AI helped, but mostly as research and language support, not as a source of core claims. I kept the engine on a short leash: find sources, propose structure, tighten prose—stop at theory.

And I was patient. Many passes, slow cooking. No wonder—AI was part of my research. I wanted to look really closely. And the tools improved under my feet: GPT-5, especially in Thinking mode, was noticeably better at staying on course and admitting uncertainty.

Where This Is Going

A race is underway. Which curve climbs faster: BuX diffusion or AI model improvements?

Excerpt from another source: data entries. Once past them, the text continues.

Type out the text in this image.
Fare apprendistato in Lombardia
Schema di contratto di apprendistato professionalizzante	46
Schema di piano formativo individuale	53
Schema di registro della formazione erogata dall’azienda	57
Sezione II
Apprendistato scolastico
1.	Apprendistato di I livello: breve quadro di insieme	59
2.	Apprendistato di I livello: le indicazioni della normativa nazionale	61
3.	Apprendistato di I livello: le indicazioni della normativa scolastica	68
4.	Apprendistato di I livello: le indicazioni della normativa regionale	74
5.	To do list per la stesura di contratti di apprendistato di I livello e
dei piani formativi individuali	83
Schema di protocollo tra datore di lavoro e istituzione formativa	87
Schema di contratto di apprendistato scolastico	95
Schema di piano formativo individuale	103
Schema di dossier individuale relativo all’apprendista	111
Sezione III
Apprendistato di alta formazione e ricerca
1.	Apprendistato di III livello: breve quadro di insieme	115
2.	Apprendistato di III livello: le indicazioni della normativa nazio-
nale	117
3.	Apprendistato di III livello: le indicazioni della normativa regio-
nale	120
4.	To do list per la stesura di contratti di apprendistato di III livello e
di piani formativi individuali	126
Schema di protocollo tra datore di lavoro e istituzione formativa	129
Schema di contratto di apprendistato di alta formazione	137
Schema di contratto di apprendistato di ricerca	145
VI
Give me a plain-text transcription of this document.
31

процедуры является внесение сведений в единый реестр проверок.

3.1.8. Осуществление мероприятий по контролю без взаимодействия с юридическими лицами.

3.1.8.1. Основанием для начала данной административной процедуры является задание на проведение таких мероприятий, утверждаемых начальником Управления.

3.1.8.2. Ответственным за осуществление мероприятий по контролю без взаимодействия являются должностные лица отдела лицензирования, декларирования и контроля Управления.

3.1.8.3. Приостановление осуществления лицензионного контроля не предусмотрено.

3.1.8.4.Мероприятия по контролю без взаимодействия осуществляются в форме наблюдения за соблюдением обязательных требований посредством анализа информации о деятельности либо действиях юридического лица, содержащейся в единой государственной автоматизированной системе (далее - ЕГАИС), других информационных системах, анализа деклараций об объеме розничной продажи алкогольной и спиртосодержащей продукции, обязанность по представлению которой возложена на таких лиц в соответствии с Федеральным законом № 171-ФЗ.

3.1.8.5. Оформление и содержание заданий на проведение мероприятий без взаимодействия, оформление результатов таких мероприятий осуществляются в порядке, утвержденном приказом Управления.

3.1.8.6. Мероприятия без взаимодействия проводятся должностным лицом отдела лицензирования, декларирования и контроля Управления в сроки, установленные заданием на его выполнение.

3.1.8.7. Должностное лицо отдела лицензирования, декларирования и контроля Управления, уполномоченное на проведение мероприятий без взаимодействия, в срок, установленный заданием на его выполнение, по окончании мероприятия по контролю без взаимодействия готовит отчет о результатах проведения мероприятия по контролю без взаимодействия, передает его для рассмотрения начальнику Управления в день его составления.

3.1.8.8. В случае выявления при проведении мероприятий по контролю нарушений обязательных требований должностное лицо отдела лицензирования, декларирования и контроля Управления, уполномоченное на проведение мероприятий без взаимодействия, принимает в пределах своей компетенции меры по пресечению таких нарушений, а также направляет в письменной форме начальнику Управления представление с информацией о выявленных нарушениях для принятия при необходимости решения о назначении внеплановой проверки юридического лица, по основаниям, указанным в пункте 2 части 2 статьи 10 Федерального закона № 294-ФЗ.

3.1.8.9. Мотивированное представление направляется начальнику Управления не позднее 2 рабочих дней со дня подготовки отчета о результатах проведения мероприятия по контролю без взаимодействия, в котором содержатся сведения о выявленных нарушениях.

There’s a second, less exotic scenario: people read less, trust less, react less. Systemic inertia strikes back, and the commons stagnates—not because we’re evil, but because we’re tired.

Why I’m Hopeful

Models are getting better at spotting real ideas—think Tom DeMarco’s Same Old Stuff Index (SOSI) as a vibe check, but sharper and embedded. (SOSI = 100 − 0.5×(Novelty % + Evidence %) + 0.5×Reuse %; lower is better.)

World models—task structure plus constraints plus tools—will help models keep their course. Personal AI assistants will curate feeds for each of us, hopefully lifting the average quality of what we see.

And maybe life will do its own filtering. If we spend less time with AI because we’re busy keeping the fridge full, that can be healthy too: fewer low-value loops, more contact with the stubborn facts of the world.

For the time being, as long as BuX looms, we must be mindful of what we send out onto the internet—and, above all, of what we choose to believe from what we find there.